Personal information
- Full name: Vikram Atri
- Born: 9 March 1983 (age 43) Hull, Yorkshire, England
- Batting: Right-handed
- Bowling: Right-arm off break

Domestic team information
- 2001: Nottinghamshire Cricket Board
- 2002–2003: Nottinghamshire
- 2002–2005: Loughborough UCEE
- 2004–2013: Lincolnshire

Career statistics
| Competition | First-class | List A |
| Matches | 12 | 1 |
| Runs scored | 548 | 0 |
| Batting average | 28.84 | 0.00 |
| 100s/50s | 0/4 | 0/0 |
| Top score | 98 | 0 |
| Balls bowled | 6 | – |
| Wickets | 0 | – |
| Bowling average | – | – |
| 5 wickets in innings | – | – |
| 10 wickets in match | – | – |
| Best bowling | – | – |
| Catches/stumpings | 8/– | 0/– |
- Source: Cricinfo, 28 September 2010

= Vikram Atri =

English cricketer

Vikram Atri (born 9 March 1983) is an English first-class cricketer. Atri is a right-handed batsman who bowls right-arm off break. He was born at Hull, Yorkshire.

Atri made his only appearance in List A cricket for the Nottinghamshire Cricket Board against Bedfordshire in the 2001 Cheltenham & Gloucester Trophy at Wardown Park, Luton, with the Board losing by 3 wickets. In his only List-A match he was dismissed for a duck.

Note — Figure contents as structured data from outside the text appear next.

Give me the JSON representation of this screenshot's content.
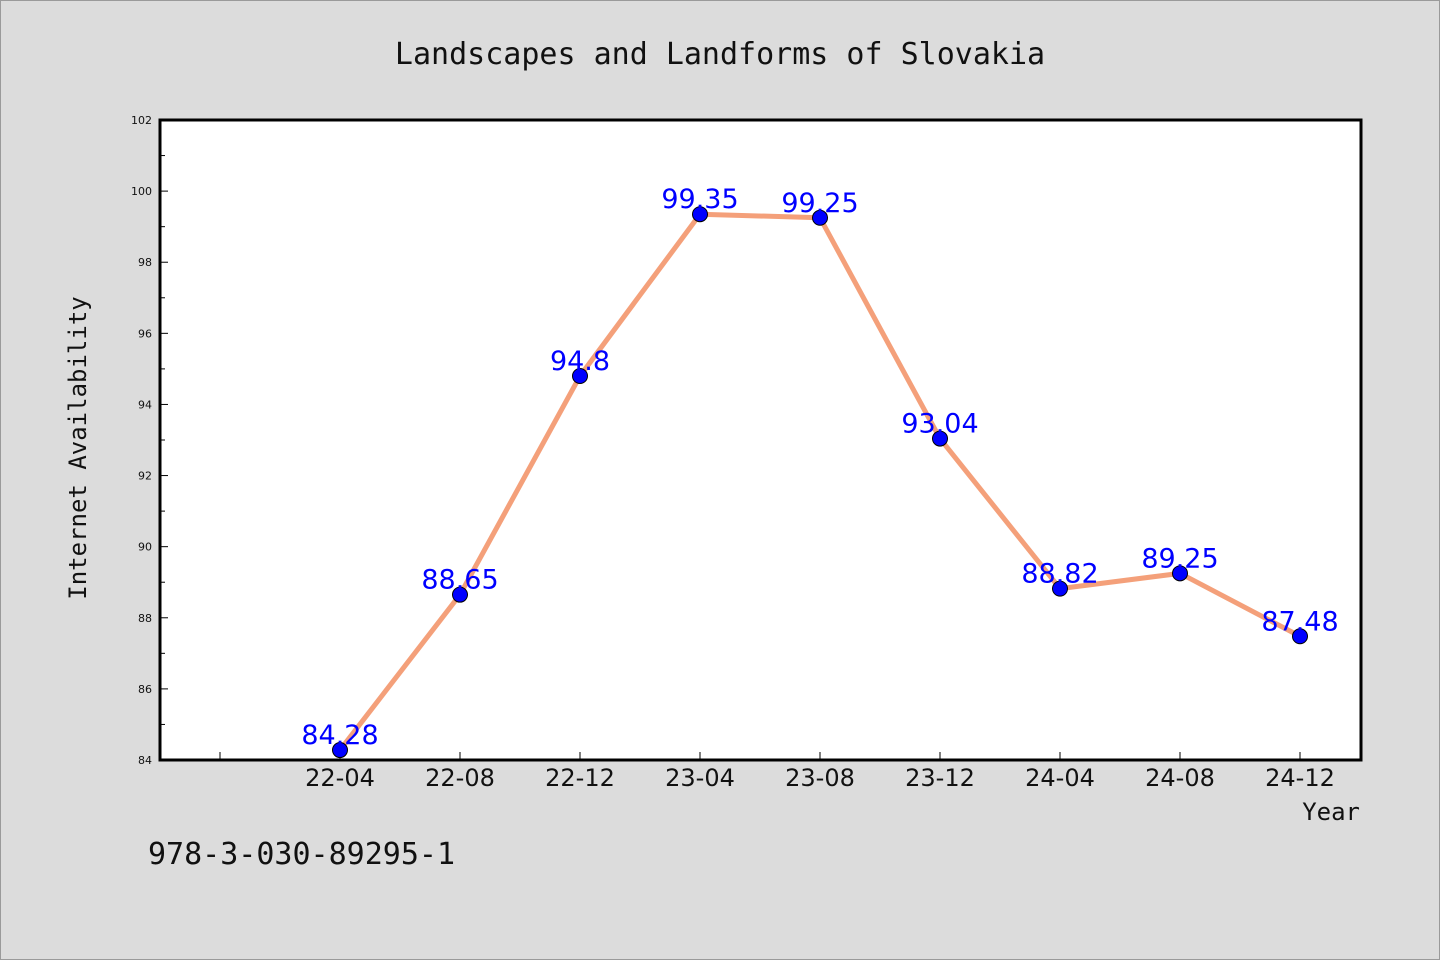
{
  "chart_data": {
    "type": "line",
    "title": "Landscapes and Landforms of Slovakia",
    "xlabel": "Year",
    "ylabel": "Internet Availability",
    "categories": [
      "22-04",
      "22-08",
      "22-12",
      "23-04",
      "23-08",
      "23-12",
      "24-04",
      "24-08",
      "24-12"
    ],
    "series": [
      {
        "values": [
          84.28,
          88.65,
          94.8,
          99.35,
          99.25,
          93.04,
          88.82,
          89.25,
          87.48
        ],
        "labels": [
          "84.28",
          "88.65",
          "94.8",
          "99.35",
          "99.25",
          "93.04",
          "88.82",
          "89.25",
          "87.48"
        ]
      }
    ],
    "ylim": [
      84,
      102
    ],
    "yticks": [
      "84",
      "86",
      "88",
      "90",
      "92",
      "94",
      "96",
      "98",
      "100",
      "102"
    ],
    "grid": false,
    "line_color": "#f4a07a",
    "marker_color": "#0000ff",
    "label_color": "#0000ff"
  },
  "footer": {
    "text": "978-3-030-89295-1"
  }
}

Atri made his first-class debut for Nottinghamshire against West Indies A in 2002, and, batting as an opener, made a score of 98 against bowling that included past and future Test players Marlon Black and Tino Best. Wisden Cricketers' Almanack reported that "the calm and compact Vikram Atri caught the eye, before he trudged off dejectedly, two shy of a century in his maiden first-class knock". Atri's innings was characterised as "patient" and "dogged" in another report, which noted, however, nine "graceful" boundaries on the first day alone, when rain curtailed play. In the event, Atri played only two further first-class matches for Nottinghamshire, both of them in the 2003 County Championship against Middlesex and Kent. In 2003, he made his first-class debut for Loughborough UCCE against Somerset and from 2003 to 2005, he represented Loughborough UCCE in nine first-class matches, the last of which came against Worcestershire. In his combined total of 12 first-class matches, he scored 548 runs at a batting average of 28.84, with four half centuries, although he never surpassed his 98 on debut. In the field he took 8 catches.

In 2004, Atri made his Minor Counties Championship debut for Lincolnshire against Norfolk. He played for Lincolnshire until 2013.